浜の家では、既存の給食・惣菜事業に加え、冷凍食品を軸とした新規事業の可能性を検討していました。その中で求められたのが、既存事業の生産性向上にも活用できる「冷凍」と「冷却」の両方に柔軟に対応できる設備です。特に課題となっていたのが、調理後の惣菜を3℃以下まで冷却する工程でした。従来設備では、盛り込み時に温度が上がってしまい、作業効率や品質管理の面で改善の余地がありました。そこで、盛り付け場近くに設置でき、短時間で確実な冷却・冷凍が可能なアートロックフリーザーの導入を決断しました。

導入後に実施したこと:4台を使い分ける柔軟な運用

導入されたアートロックフリーザーは計4台。すべて同一エリアに設置し、時間帯や用途によって使い分けています。午前中は高齢者施設向けチルド惣菜の冷却用途として活用し、夕方以降は冷凍弁当の製造に使用するなど、1日の中で用途を切り替えながら稼働させています。冷却用途では、庫内温度を−40℃に設定したまま、食品が約30分で3℃程度になるよう逆算して使用。これにより、盛り込み後の温度上昇を抑え、スムーズな製造導線を実現しました。

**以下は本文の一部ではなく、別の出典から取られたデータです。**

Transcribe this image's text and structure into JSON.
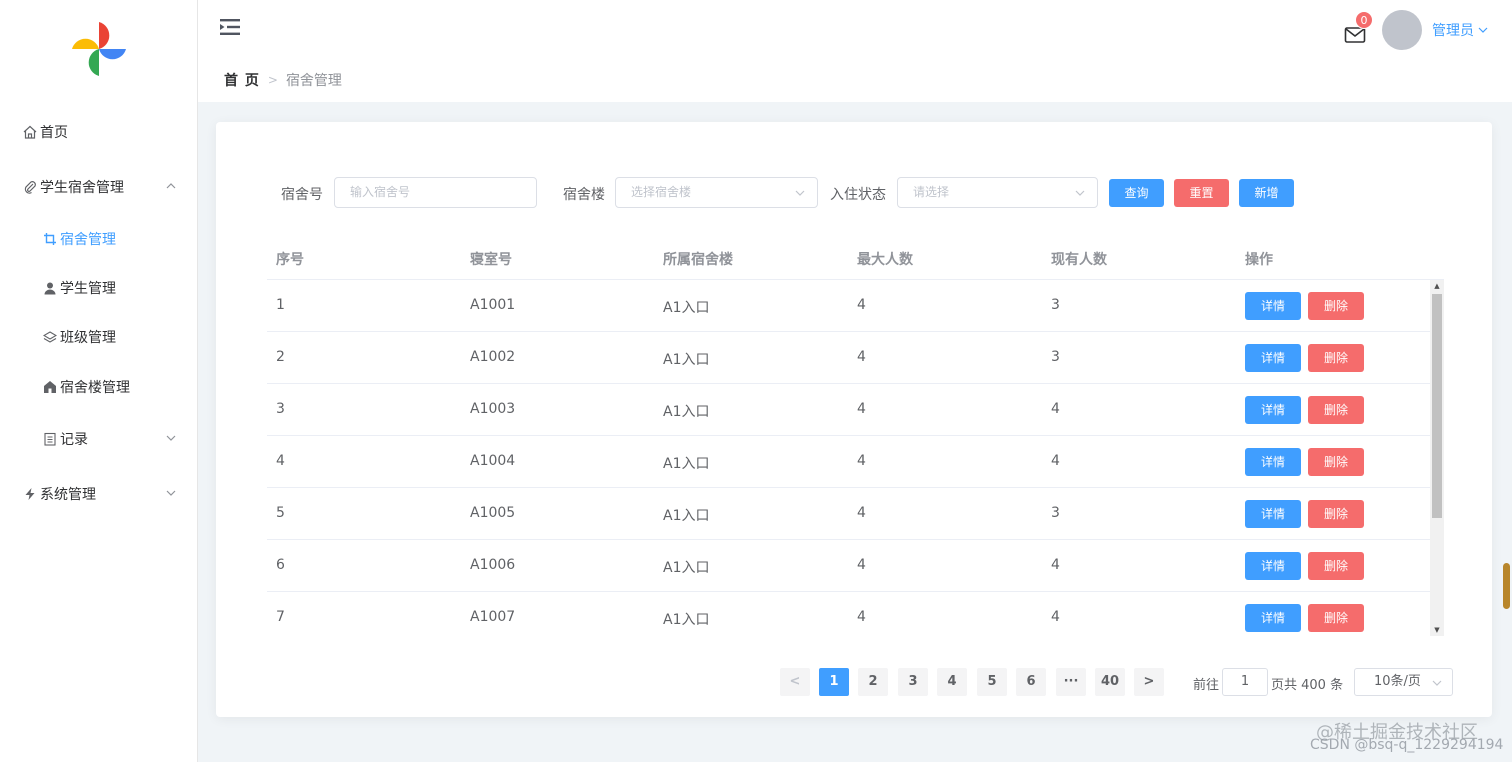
{
  "sidebar": {
    "items": [
      {
        "label": "首页",
        "icon": "home-icon"
      },
      {
        "label": "学生宿舍管理",
        "icon": "paperclip-icon",
        "expanded": true
      },
      {
        "label": "宿舍管理",
        "icon": "crop-icon",
        "active": true
      },
      {
        "label": "学生管理",
        "icon": "user-icon"
      },
      {
        "label": "班级管理",
        "icon": "layers-icon"
      },
      {
        "label": "宿舍楼管理",
        "icon": "house-icon"
      },
      {
        "label": "记录",
        "icon": "notebook-icon"
      },
      {
        "label": "系统管理",
        "icon": "lightning-icon"
      }
    ]
  },
  "header": {
    "breadcrumb": {
      "home": "首 页",
      "separator": ">",
      "current": "宿舍管理"
    },
    "notifications": "0",
    "user": "管理员"
  },
  "filters": {
    "room_label": "宿舍号",
    "room_placeholder": "输入宿舍号",
    "building_label": "宿舍楼",
    "building_placeholder": "选择宿舍楼",
    "status_label": "入住状态",
    "status_placeholder": "请选择",
    "query_label": "查询",
    "reset_label": "重置",
    "add_label": "新增"
  },
  "table": {
    "columns": [
      "序号",
      "寝室号",
      "所属宿舍楼",
      "最大人数",
      "现有人数",
      "操作"
    ],
    "rows": [
      [
        "1",
        "A1001",
        "A1入口",
        "4",
        "3"
      ],
      [
        "2",
        "A1002",
        "A1入口",
        "4",
        "3"
      ],
      [
        "3",
        "A1003",
        "A1入口",
        "4",
        "4"
      ],
      [
        "4",
        "A1004",
        "A1入口",
        "4",
        "4"
      ],
      [
        "5",
        "A1005",
        "A1入口",
        "4",
        "3"
      ],
      [
        "6",
        "A1006",
        "A1入口",
        "4",
        "4"
      ],
      [
        "7",
        "A1007",
        "A1入口",
        "4",
        "4"
      ]
    ],
    "detail_label": "详情",
    "delete_label": "删除"
  },
  "pagination": {
    "prev": "<",
    "pages": [
      "1",
      "2",
      "3",
      "4",
      "5",
      "6",
      "···",
      "40"
    ],
    "next": ">",
    "goto_label": "前往",
    "current_page": "1",
    "total_text": "页共 400 条",
    "page_size": "10条/页"
  },
  "watermark": {
    "line1": "@稀土掘金技术社区",
    "line2": "CSDN @bsq-q_1229294194"
  },
  "colors": {
    "primary": "#409eff",
    "danger": "#f56c6c",
    "background": "#f0f4f7"
  }
}
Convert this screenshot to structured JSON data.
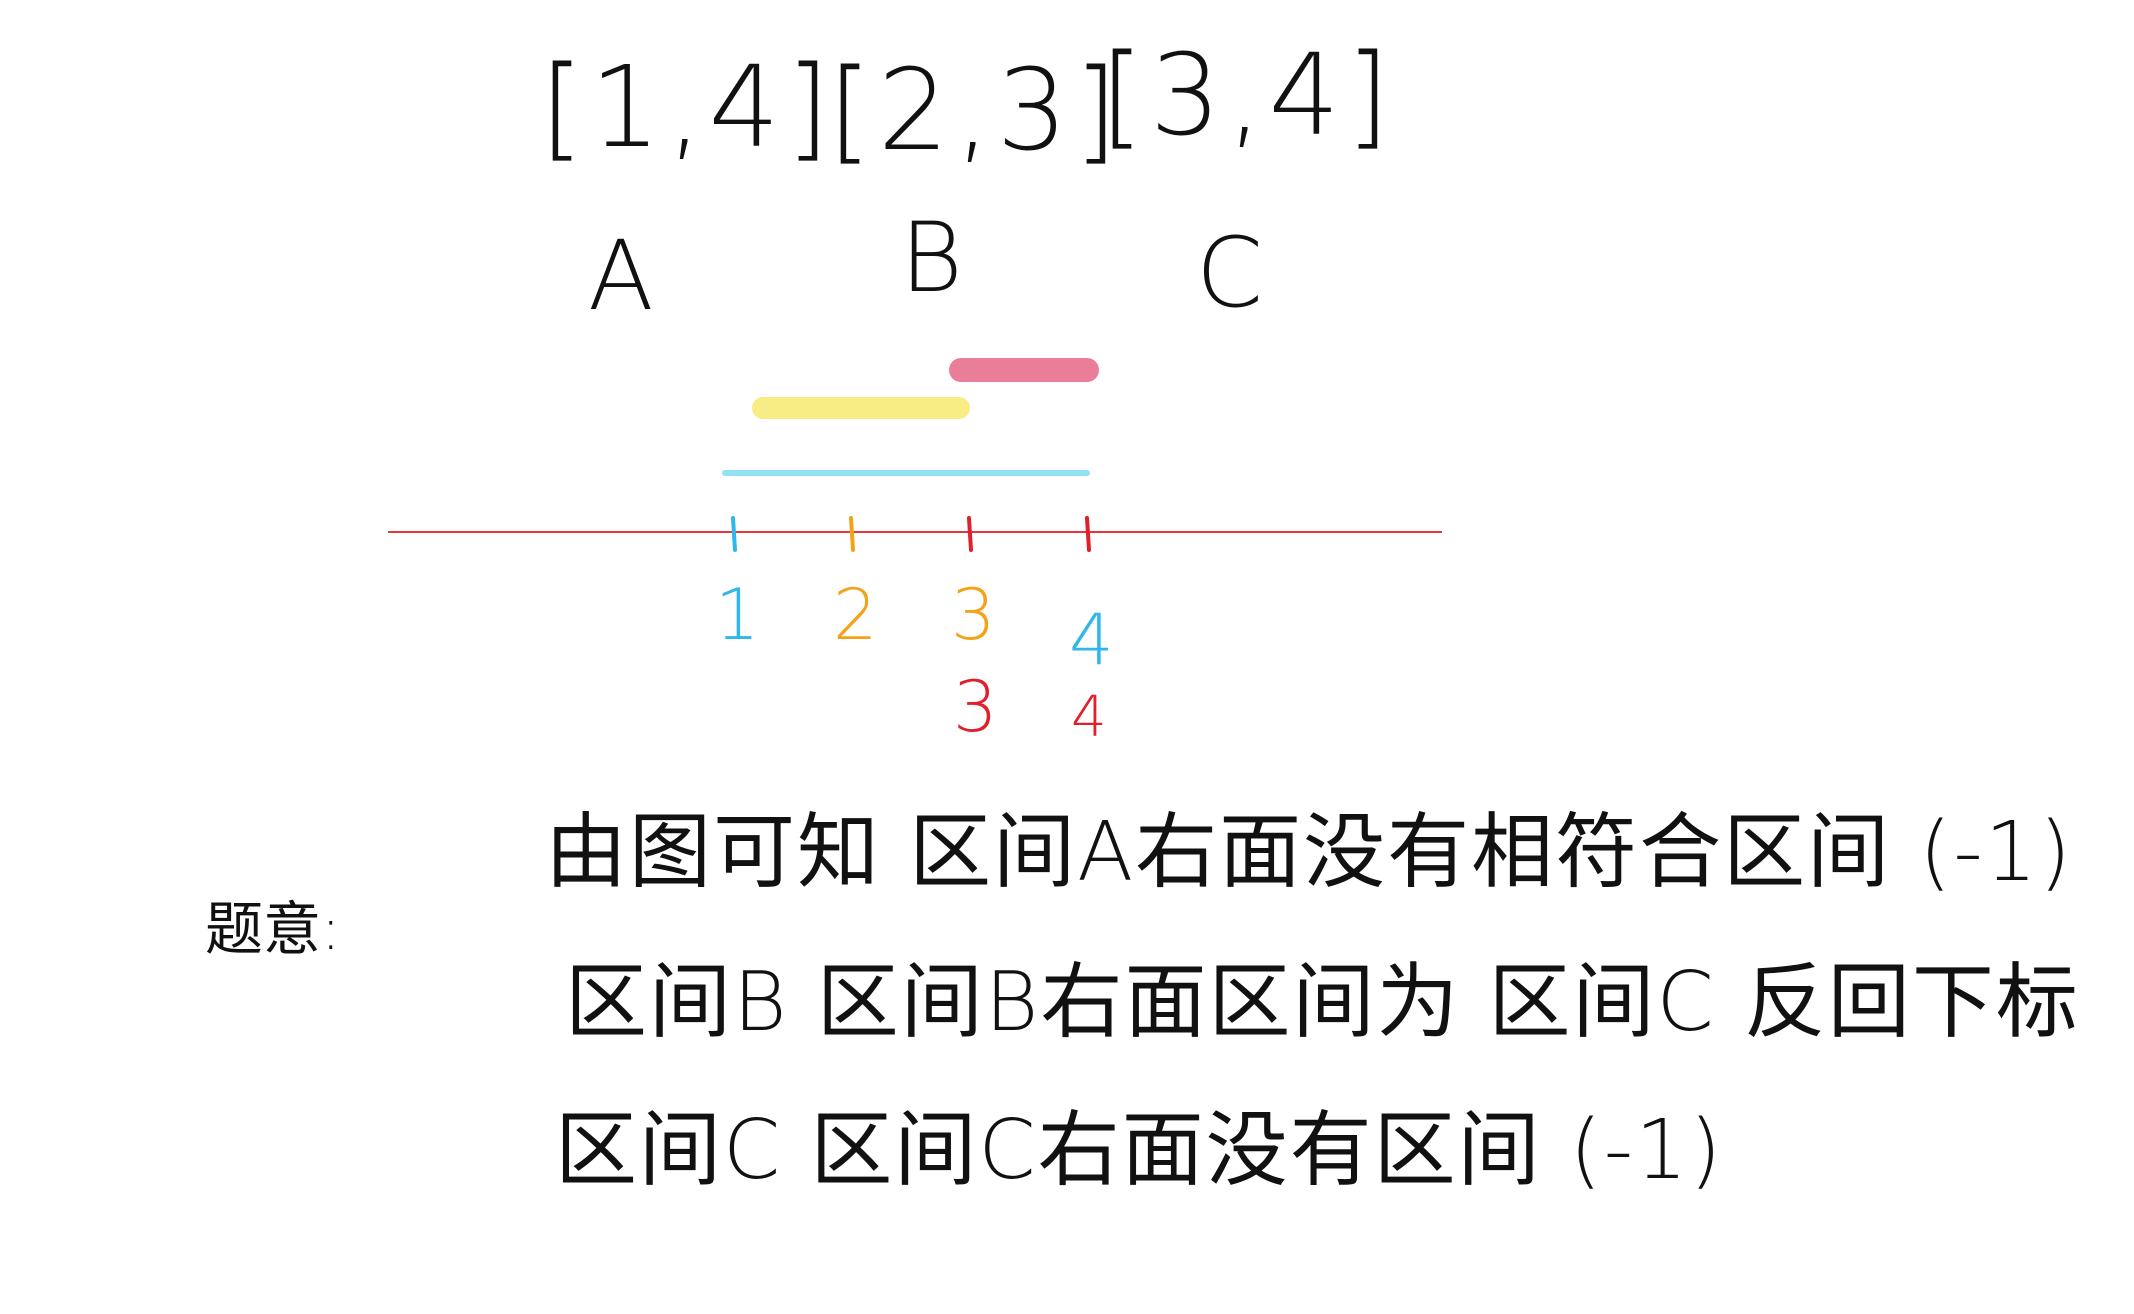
{
  "intervals": [
    {
      "label": "[1,4]",
      "name": "A"
    },
    {
      "label": "[2,3]",
      "name": "B"
    },
    {
      "label": "[3,4]",
      "name": "C"
    }
  ],
  "axis": {
    "line_color": "#e8343a",
    "ticks": [
      {
        "value": 1,
        "label": "1",
        "color": "#2fb6ea",
        "end_label": ""
      },
      {
        "value": 2,
        "label": "2",
        "color": "#f5a21b",
        "end_label": ""
      },
      {
        "value": 3,
        "label": "3",
        "color": "#f5a21b",
        "end_label": "3",
        "end_color": "#e0202a"
      },
      {
        "value": 4,
        "label": "4",
        "color": "#2fb6ea",
        "end_label": "4",
        "end_color": "#e0202a"
      }
    ],
    "segments": [
      {
        "interval": "A",
        "start": 1,
        "end": 4,
        "color": "#8fe3f5"
      },
      {
        "interval": "B",
        "start": 2,
        "end": 3,
        "color": "#f7ec7a"
      },
      {
        "interval": "C",
        "start": 3,
        "end": 4,
        "color": "#e9738f"
      }
    ]
  },
  "notes": {
    "lead": "题意:",
    "lines": [
      "由图可知 区间A右面没有相符合区间 (-1)",
      "区间B  区间B右面区间为 区间C 反回下标",
      "区间C  区间C右面没有区间 (-1)"
    ]
  }
}
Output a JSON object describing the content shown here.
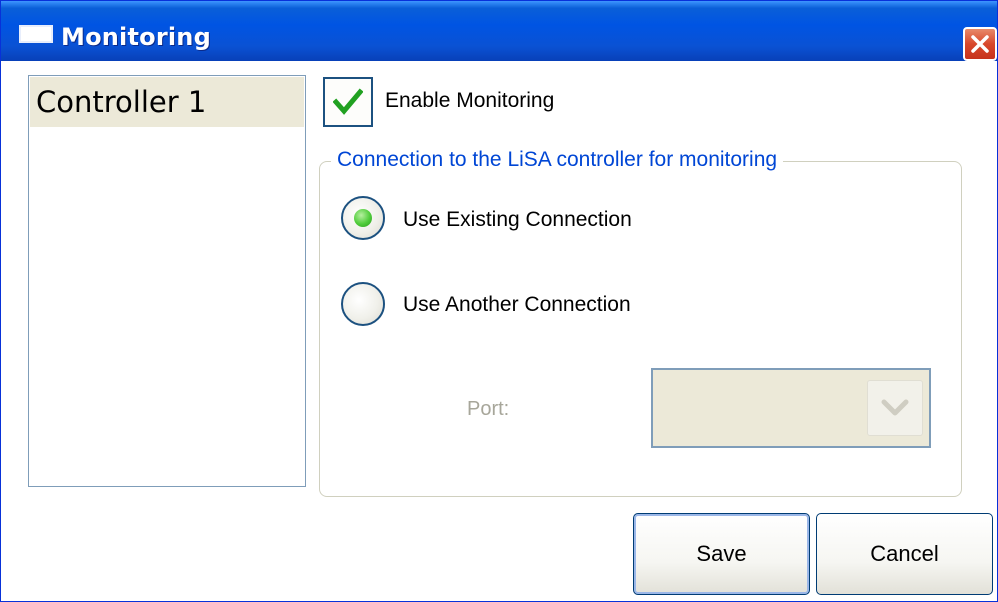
{
  "window": {
    "title": "Monitoring"
  },
  "controllers": [
    {
      "label": "Controller 1",
      "selected": true
    }
  ],
  "enable_monitoring": {
    "label": "Enable Monitoring",
    "checked": true
  },
  "connection_group": {
    "legend": "Connection to the LiSA controller for monitoring",
    "options": [
      {
        "label": "Use Existing Connection",
        "selected": true
      },
      {
        "label": "Use Another Connection",
        "selected": false
      }
    ],
    "port": {
      "label": "Port:",
      "value": "",
      "enabled": false
    }
  },
  "buttons": {
    "save": "Save",
    "cancel": "Cancel"
  },
  "colors": {
    "titlebar": "#0054e3",
    "legend": "#0046d5",
    "selection": "#ece9d8",
    "close": "#d8472b"
  }
}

また、すべてを芯まで凍結せず、厚みの一部のみを急速冷凍し、その後プレハブ冷凍庫へ移送する運用も採用。品質に影響の出にくい食品では、この方法により作業時間の短縮を図っています。小型機を複数台導入したことで、将来的な用途拡張にも柔軟に対応できる体制が整いました。

導入後の成果:製造効率向上と事業展開

現在、アートロックフリーザーは冷却・冷凍を合わせて、1日あたり約2,000食分の製造に活用されています。製造スタッフ約12名の体制でも、安定した品質と効率的なオペレーションが可能になりました。チルド惣菜については、配送距離や納品頻度を踏まえ、冷凍ではなくチルドで毎日届ける形を選択。冷却性能の向上により、この製造体制を支えられるようになっています。冷凍弁当の需要も着実に伸びており、納品エリアの拡大に伴い、冷凍機の活躍シーンは今後さらに増えていく見込みです。

今後の展開:ピザ・透析食・寿司への挑戦

今後の展開としてまず構想しているのが、冷凍ピザ事業です。閉店した近隣のイタリアン店舗の石窯を活用し、焼きたてのピザを急速冷凍することで、店舗の味を高い再現性で残せることを確認しました。家庭用・業務用双方での商品化を目指しています。次に検討しているのが、透析患者向けの冷凍食。専門の栄養士と連携し、栄養設計された食事をセット化して病院へ提供する構想です。患者・医療機関双方の負担軽減につながる可能性があります。さらに、寿司への挑戦も視野に入れています。代表自身の板前経験を活かし、大阪らしい甘めのシャリを特徴とした冷凍寿司を、冷凍技術によって全国へ届ける構想です。

1日3万食を安定供給できる製造力と、既存の仕入れ・流通網は、冷凍事業においても大きな強みとなります。浜の家は今後も、強固な基盤と冷凍技術を掛け合わせ、新しい価値を生み出す商品づくりに挑戦していきます。